The U.K.’s National Crime Agency (NCA) announced on Monday the forfeiture of a luxurious London townhouse and a golf club belonging to the wife of an Azerbaijani state banker who is serving a 16-year prison sentence in Baku for embezzling over three billion dollars.
Whilst Jahangir Hajiyev looted the bank he chaired, his wife Zamira enjoyed a lavish lifestyle in London, flying in a US$42 million private jet, filling her cellar with the world’s most expensive wines, and spending $21 million at the famous Harrods department store over a period of 10 years.
Hajiyeva made headlines in 2018 when she became the subject of the U.K.’s first-ever Unexplained Wealth Order (UWO). The NCA asked her to explain the source of her suspiciously large fortune. Failure to do so would result in her losing her properties.
First went the jewelry.
In November 2018, the NCA seized $500,000 worth of jewelry from a London auction house where they were being valued for Hajiyeva’s daughter. Then in January 2019, the NCA confiscated a $1.5 million Cartier ring Hajiyeva received as a gift from her husband.
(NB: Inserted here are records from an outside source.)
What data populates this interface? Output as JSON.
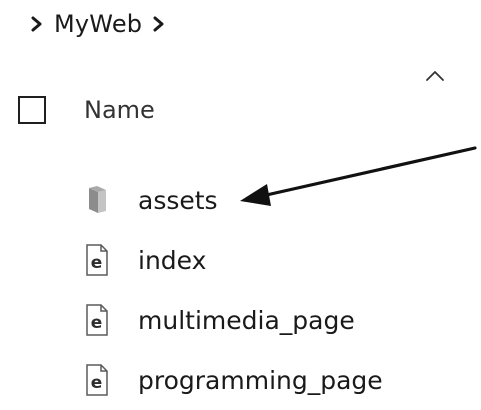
{
  "breadcrumb": {
    "root_chevron_icon": "chevron-right-icon",
    "folder": "MyWeb",
    "trailing_chevron_icon": "chevron-right-icon"
  },
  "header": {
    "sort_icon": "caret-up-icon",
    "column_name": "Name"
  },
  "files": [
    {
      "name": "assets",
      "icon": "folder-icon",
      "type": "folder"
    },
    {
      "name": "index",
      "icon": "html-file-icon",
      "type": "file"
    },
    {
      "name": "multimedia_page",
      "icon": "html-file-icon",
      "type": "file"
    },
    {
      "name": "programming_page",
      "icon": "html-file-icon",
      "type": "file"
    }
  ],
  "colors": {
    "text": "#1a1a1a",
    "folder": "#a9a9a9",
    "arrow": "#111111"
  }
}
Now Hajiyeva has agreed to forfeit her $17.8 million home in London’s Knightsbridge, as well as a golf club in Ascot, Berkshire. Both properties were temporarily frozen by the NCA in 2018. The agency applied for a full property freezing order in March 2021, followed by a civil recovery order in June 2023. London’s High Court granted the NCA’s civil recovery order last Thursday.
The NCA believes both the house and the golf club were obtained as a direct result of large-scale fraud, embezzlement, false accounting, and money laundering. UWOs give U.K. law enforcement agencies the power to target suspected corrupt wealth.
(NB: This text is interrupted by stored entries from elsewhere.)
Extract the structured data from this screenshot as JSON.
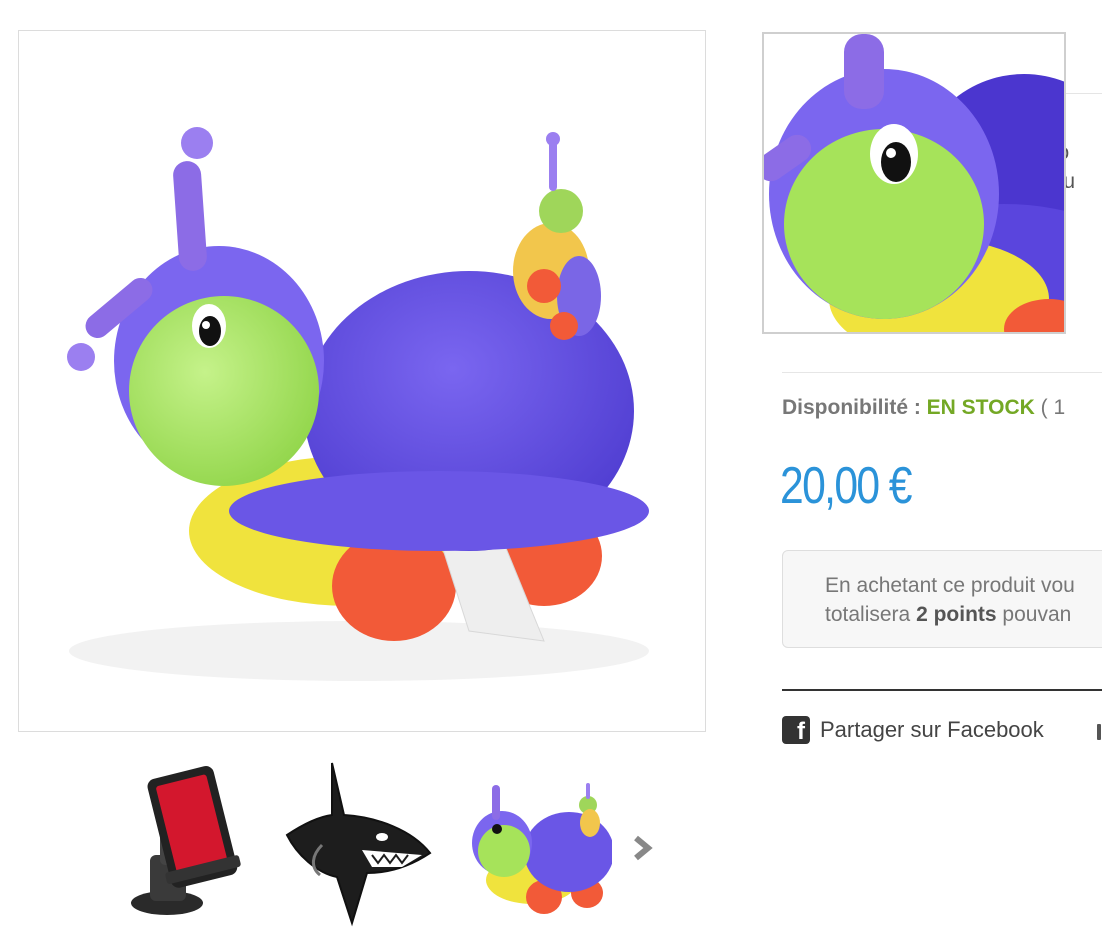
{
  "product": {
    "main_image_icon": "snail-plush-image",
    "zoom_icon": "snail-plush-zoom",
    "background_description_lines": [
      "n o",
      "ndu"
    ]
  },
  "thumbnails": [
    {
      "icon": "phone-holder-image"
    },
    {
      "icon": "shark-image"
    },
    {
      "icon": "snail-plush-thumbnail"
    }
  ],
  "thumbnails_next_icon": "chevron-right-icon",
  "availability": {
    "label": "Disponibilité :",
    "value": "EN STOCK",
    "count": "( 1"
  },
  "price": "20,00 €",
  "loyalty": {
    "line1": "En achetant ce produit vou",
    "line2_prefix": "totalisera",
    "points": "2 points",
    "line2_suffix": "pouvan"
  },
  "share": {
    "facebook_label": "Partager sur Facebook",
    "facebook_icon": "facebook-icon"
  },
  "colors": {
    "price": "#2b93d9",
    "in_stock": "#74a825",
    "plush_purple": "#6b55e0",
    "plush_green": "#a6e35a",
    "plush_yellow": "#f2e646",
    "plush_orange": "#f5603f"
  }
}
According to the NCA’s statement on Monday, while the High Court concluded that Hajiyeva’s properties were purchased as a result of criminal activity, it didn’t make any finding regarding “Mrs. Hajiyeva’s knowledge of how the properties were paid for.” Hajiyeva was not personally a respondent to the UWO obtained in relation to the golf club.
Lawyers for Hajiyeva told the Guardian that “the settlement involved no finding of fact by the court about our client’s knowledge or state of mind, still less involvement, in relation to these properties.” They added that Hajiyeva had settled because the inability to obtain documents from her jailed husband that were “potentially crucial to the case” had made it “impossible to defend [the proceedings]”. The lawyers said they had been denied access to Hajiyev in prison.
Hajiyeva’s husband served as chairman of the state-owned International Bank of Azerbaijan (IBA) from 2001 until 2015. He was arrested by the Azerbaijani authorities in December 2015, and later convicted in 2016 of misappropriation, abuse of office, large-scale fraud and embezzlement and sentenced to 15 years in prison.
In 2019, Hajiyev faced further charges, mostly relating to suspected embezzlement at IBA’s Moscow subsidiary. An Azerbaijani court once again convicted him, extending his total sentence by a year and a half. The court ruled that during his tenure as IBA’s chairman, Hajiyev extracted money from the bank through the purchase and sale of simple promissory notes with companies registered outside of Azerbaijan.
As a result, “922 contracts were concluded with 69 companies, based predominantly in foreign jurisdictions, often those with weak anti-money laundering controls. Transactions were reportedly concluded without properly assessing those companies in terms of financial stability and solvency, scope of activities, credit history, etc.,” the court ruled.
Hajiyev denied the accusations against him.
OCCRP has reported heavily on goings-on at IBA, which was a central element in investigations of a money-laundering operation that went through companies in the U.K., known as the Azerbaijani Laundromat.
During its investigation, the NCA identified several examples of funds derived from the state bank transferred through multiple accounts “in ways consistent with common money laundering practices.”
According to the agency, the purchase of the golf club was conducted through a complex structure of companies registered in Luxembourg and Guernsey, and by using “offshore trusts in Guernsey and later, Cyprus.” Virtually all of the funds used to purchase the Knightsbridge house “are believed to have come from two specific IBA accounts.”
“No reasonable explanation was provided to the NCA for the source of funds used to purchase either property. A significant proportion could be traced directly to sums generated by promissory notes and loan agreements used to conceal the theft of IBA monies,” the NCA wrote in their statement.
The NCA explained to OCCRP that they will sell the properties and give 70% of the net sale proceeds to the U.K. government – minus the agency’s legal costs – and return 30% to Hajiyeva.